The median was used to describe the age of the animals within the cluster. The remaining variables were reported as a proportion of cases within the cluster with the variable of interest and the 95% confidence interval (CI). This descriptive statistic was used for: (i) species (dogs, cats and ‘other species’ which included rabbits, ferrets and small rodents); (ii) intact animals (i.e. not spayed or neutered); (iii) vaccination history; (iv) exposure history; (v) disease severity (including haematochezia, admitted for intravenous fluid therapy, died or euthanized); and (vi) aetiological diagnosis.
The next step was to determine if the characteristics of cases within a cluster identified the cluster as either expected (similar to) or unexpected (unusual) compared to the characteristics of referent cases. To establish the parameters of the reference population against which the clusters could be compared, the median age, and proportions (with 95% CI) for species, and sexually intact animals, were calculated from all of the enteric syndrome cases. For each of the remaining variables, the medical notes from a random sample of 500 enteric syndrome cases were reviewed to describe the proportions of cases by the history of vaccinations, exposure history, disease severity and the aetiological diagnosis. This sample size was sufficient to estimate the reference population's proportions with a 4·4% precision, assuming the a priori estimate of the proportion to be (conservatively) 0·5, and a 5% significance level [Reference Dohoo, Martin and Stryhn28].
After the characteristics of the cluster were defined and it was determined that the findings were unexpected when compared to the reference population, we evaluated the information available within the electronic medical records: (i) for the possibility of developing a hypothesis as to the cause of the outbreak, (ii) to assess the possible risk factors for enteric syndrome in the cluster, and/or (iii) to inform a response by animal health or public health authorities.
RESULTS
Time series
There were 1242 enteric cases presenting to the participating veterinary practices on Sundays during the study period compared to an average of 2446 cases on each of the other 6 days of the week.
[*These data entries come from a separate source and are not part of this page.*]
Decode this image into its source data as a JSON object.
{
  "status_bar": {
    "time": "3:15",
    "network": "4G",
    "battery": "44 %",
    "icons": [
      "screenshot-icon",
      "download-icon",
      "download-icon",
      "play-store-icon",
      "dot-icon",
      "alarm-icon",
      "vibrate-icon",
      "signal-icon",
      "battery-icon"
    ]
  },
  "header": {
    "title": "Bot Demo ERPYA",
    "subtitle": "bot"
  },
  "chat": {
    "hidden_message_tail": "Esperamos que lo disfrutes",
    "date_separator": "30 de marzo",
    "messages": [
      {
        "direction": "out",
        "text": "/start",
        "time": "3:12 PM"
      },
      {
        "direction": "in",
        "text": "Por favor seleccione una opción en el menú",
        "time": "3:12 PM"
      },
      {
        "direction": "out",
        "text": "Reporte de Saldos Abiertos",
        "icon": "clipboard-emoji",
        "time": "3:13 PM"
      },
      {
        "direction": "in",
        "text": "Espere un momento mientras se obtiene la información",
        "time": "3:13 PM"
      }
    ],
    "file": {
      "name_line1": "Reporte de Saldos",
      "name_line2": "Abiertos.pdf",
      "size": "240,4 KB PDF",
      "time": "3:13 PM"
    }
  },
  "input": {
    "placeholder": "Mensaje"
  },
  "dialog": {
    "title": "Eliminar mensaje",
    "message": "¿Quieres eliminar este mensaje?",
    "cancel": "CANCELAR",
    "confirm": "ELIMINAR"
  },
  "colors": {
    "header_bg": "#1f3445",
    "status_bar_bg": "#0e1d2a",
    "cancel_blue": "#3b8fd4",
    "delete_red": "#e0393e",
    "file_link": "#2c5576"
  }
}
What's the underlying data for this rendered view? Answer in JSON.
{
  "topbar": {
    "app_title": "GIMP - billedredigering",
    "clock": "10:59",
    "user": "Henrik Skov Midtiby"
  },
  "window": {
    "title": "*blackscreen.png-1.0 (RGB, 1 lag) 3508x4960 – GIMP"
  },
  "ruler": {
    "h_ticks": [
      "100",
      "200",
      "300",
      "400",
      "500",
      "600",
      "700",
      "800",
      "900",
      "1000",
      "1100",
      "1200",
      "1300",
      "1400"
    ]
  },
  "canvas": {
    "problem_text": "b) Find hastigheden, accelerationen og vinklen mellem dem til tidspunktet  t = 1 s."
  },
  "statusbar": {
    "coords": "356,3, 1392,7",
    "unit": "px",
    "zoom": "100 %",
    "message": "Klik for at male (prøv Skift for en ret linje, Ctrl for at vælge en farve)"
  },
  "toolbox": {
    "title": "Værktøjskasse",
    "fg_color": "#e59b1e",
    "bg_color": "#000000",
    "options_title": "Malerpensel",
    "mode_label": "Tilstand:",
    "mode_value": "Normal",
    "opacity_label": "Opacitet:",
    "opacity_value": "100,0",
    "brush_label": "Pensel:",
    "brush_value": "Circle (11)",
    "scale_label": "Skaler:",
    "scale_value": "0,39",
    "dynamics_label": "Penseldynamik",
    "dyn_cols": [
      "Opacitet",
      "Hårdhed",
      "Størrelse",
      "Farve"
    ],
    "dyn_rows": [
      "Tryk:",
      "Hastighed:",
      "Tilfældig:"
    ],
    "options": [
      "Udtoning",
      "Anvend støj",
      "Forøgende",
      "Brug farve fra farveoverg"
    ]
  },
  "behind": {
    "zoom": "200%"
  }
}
This day of the week effect was a reflection of the veterinary practices' operating hours and informed the 7-day time aggregation in SaTScan.
The daily and 7-day moving average of counts of enteric cases were plotted against time. The numbers of enteric syndrome cases presenting to veterinarians increased in late summer and autumn (over a window of ~100 days) for each of the 4 years of the study (Fig. 3). The seasonal pattern was still evident when the daily enteric cases were normalized by all cases presenting to the participating practices each day. The linear regression examining the number of enteric syndrome cases over all cases indicated there was no long-term trend (slope coefficient <0·0001) in the proportion of enteric syndrome cases over the time of the study (Fig. 4).
Space–time analysis
There were four significant (P < 0·05) clusters identified, one each in 2007, 2008, 2009, and 2010 (Table 1, Figs 3 and 5).
Evaluating the cluster signals
The characteristics of the reference population were estimated and are reported in Table 2.
n.a., Not applicable; CI, confidence interval.
* Other species includes ferrets, rabbits and small rodents
† Feed includes raw diet, diet change, dietary indiscretion
‡ Housing includes pet store, breeder, boarding kennel
§ Environmental exposure includes hunter/scavenger, off leash parks, camping, hiking
|| Determined by morphological appearance under light microscopy, not identified by microbiological culture.
The distributions of cats and dogs within each of the clusters were as expected (similar to the reference population). Other species were not represented in the 2007, 2008, or the 2010 clusters. The 2009 cluster had an unexpectedly high proportion (0·125) of ferret cases. Four of the eight ferret cases had hyperadrenocorticoidism as a comorbidity, one was positive for parvovirus (Aleutian disease) and an aetiological diagnosis was not obtained in the other three cases.
The vaccination status and severity of disease for cases within all of the clusters were similar to those in the reference population.
Two clusters (2008 and 2009) had a larger proportion of cases positive for canine parvovirus (CPV) than the reference population (Fig. 6). The time-frames for these two clusters overlapped the seasonal peak for enteric syndrome identified in the time series (Fig. 3). The median age of the animals in these two clusters was different from enteric cases in the reference population (Fig. 7). The 2009 cluster contained more animals that had not been spayed or neutered compared to the reference population (Fig. 8). The 2009 cluster also had an unexpectedly high proportion of Shepherd-crosses in both the cases without an aetiological diagnosis and the CPV-positive cases; ten of the CPV cases presented to the veterinary practice together, were the same breed and age and so were presumed to be from the same litter. In cluster 2008, 10/22 positive CPV cases in the cluster were from the same pet store, another four were from the same litter, and three were from the same rescue organization.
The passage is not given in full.